ABSTRACT

This chapter explores the lives of two female gurus—Śrī Rājmātā (1934–1999) and Śrī Rājeśvarī Devā (born in 1960). Each founded a hyperlocal guru-bhakti community in one of Delhi’s peripheries comprising several hundred marginalized devotees. Delhi and other major Indian cities have many such communities, but relevant academic scholarship tends to focus on famous, pan-Indian, wealthy hyper-gurus and their middle- and upper-class followers. This chapter, as part of a larger project, fills this scholarly gap by focusing on female gurus, who often found and lead such small-scale marginalized urban communities.

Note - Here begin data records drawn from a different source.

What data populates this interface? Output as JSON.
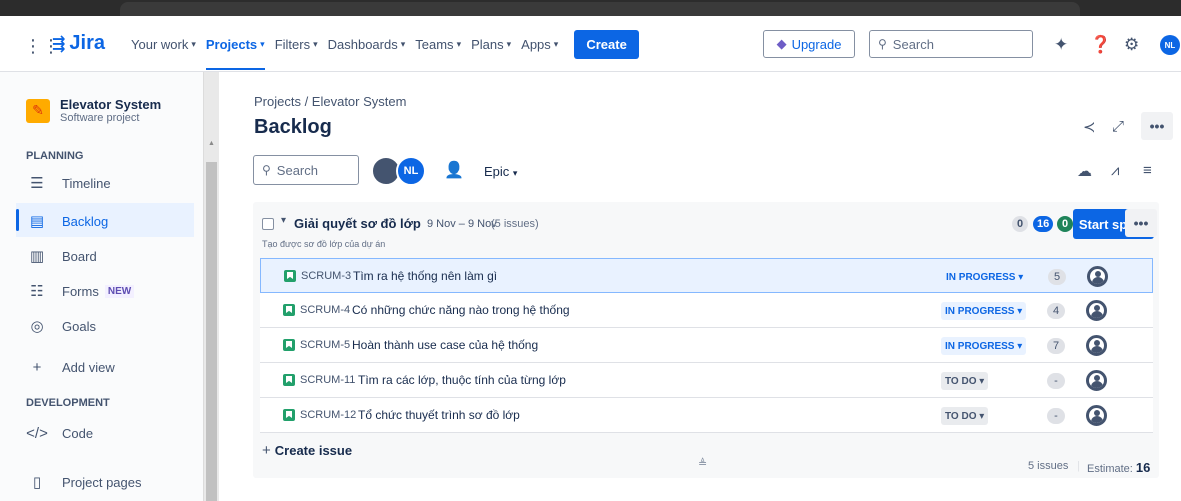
{
  "topnav": {
    "logo": "Jira",
    "links": [
      {
        "label": "Your work",
        "active": false
      },
      {
        "label": "Projects",
        "active": true
      },
      {
        "label": "Filters",
        "active": false
      },
      {
        "label": "Dashboards",
        "active": false
      },
      {
        "label": "Teams",
        "active": false
      },
      {
        "label": "Plans",
        "active": false
      },
      {
        "label": "Apps",
        "active": false
      }
    ],
    "create_label": "Create",
    "upgrade_label": "Upgrade",
    "search_placeholder": "Search",
    "user_initials": "NL",
    "accent": "#0c66e4"
  },
  "sidebar": {
    "project_name": "Elevator System",
    "project_type": "Software project",
    "planning_heading": "PLANNING",
    "items": [
      {
        "label": "Timeline",
        "icon": "timeline-icon"
      },
      {
        "label": "Backlog",
        "icon": "backlog-icon",
        "active": true
      },
      {
        "label": "Board",
        "icon": "board-icon"
      },
      {
        "label": "Forms",
        "icon": "forms-icon",
        "badge": "NEW"
      },
      {
        "label": "Goals",
        "icon": "goals-icon"
      },
      {
        "label": "Add view",
        "icon": "plus-icon"
      }
    ],
    "development_heading": "DEVELOPMENT",
    "code_label": "Code",
    "project_pages_label": "Project pages"
  },
  "main": {
    "breadcrumb": "Projects / Elevator System",
    "title": "Backlog",
    "search_placeholder": "Search",
    "avatar_initials": "NL",
    "epic_label": "Epic"
  },
  "sprint": {
    "name": "Giải quyết sơ đồ lớp",
    "dates": "9 Nov – 9 Nov",
    "issue_count": "(5 issues)",
    "goal": "Tạo được sơ đồ lớp của dự án",
    "todo_points": "0",
    "inprogress_points": "16",
    "done_points": "0",
    "start_label": "Start sprint",
    "status_colors": {
      "todo": "#dfe1e6",
      "in_progress": "#0c66e4",
      "done": "#1f845a"
    }
  },
  "issues": [
    {
      "key": "SCRUM-3",
      "summary": "Tìm ra hệ thống nên làm gì",
      "status": "IN PROGRESS",
      "points": "5",
      "selected": true
    },
    {
      "key": "SCRUM-4",
      "summary": "Có những chức năng nào trong hệ thống",
      "status": "IN PROGRESS",
      "points": "4"
    },
    {
      "key": "SCRUM-5",
      "summary": "Hoàn thành use case của hệ thống",
      "status": "IN PROGRESS",
      "points": "7"
    },
    {
      "key": "SCRUM-11",
      "summary": "Tìm ra các lớp, thuộc tính của từng lớp",
      "status": "TO DO",
      "points": "-"
    },
    {
      "key": "SCRUM-12",
      "summary": "Tổ chức thuyết trình sơ đồ lớp",
      "status": "TO DO",
      "points": "-"
    }
  ],
  "create_issue_label": "Create issue",
  "footer": {
    "issues": "5 issues",
    "estimate_label": "Estimate:",
    "estimate_value": "16"
  }
}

In this chapter, I examine how Rājmātā and Rājeśvarī Devā, two lower-class housewives who were not destined, raised, or mentored to become religious leaders, acquired authority and founded vibrant and successful devotional communities, even if small. I present and analyze their life-stories, which I gathered from various sources during two years of ethnographic research in their communities, to explain this surprising turn in their lives. The chapter describes how the two housewives went from “passive housewives” with little control over their lives to powerful religious leaders who profoundly impacted others. Agency does not mean resisting social, religious, and gender norms. I argue a model of self-made religious agency and authority grounded in the guru’s ability to establish herself as the focal axis of a network of exceptional earthly and divine associations that transcend gender.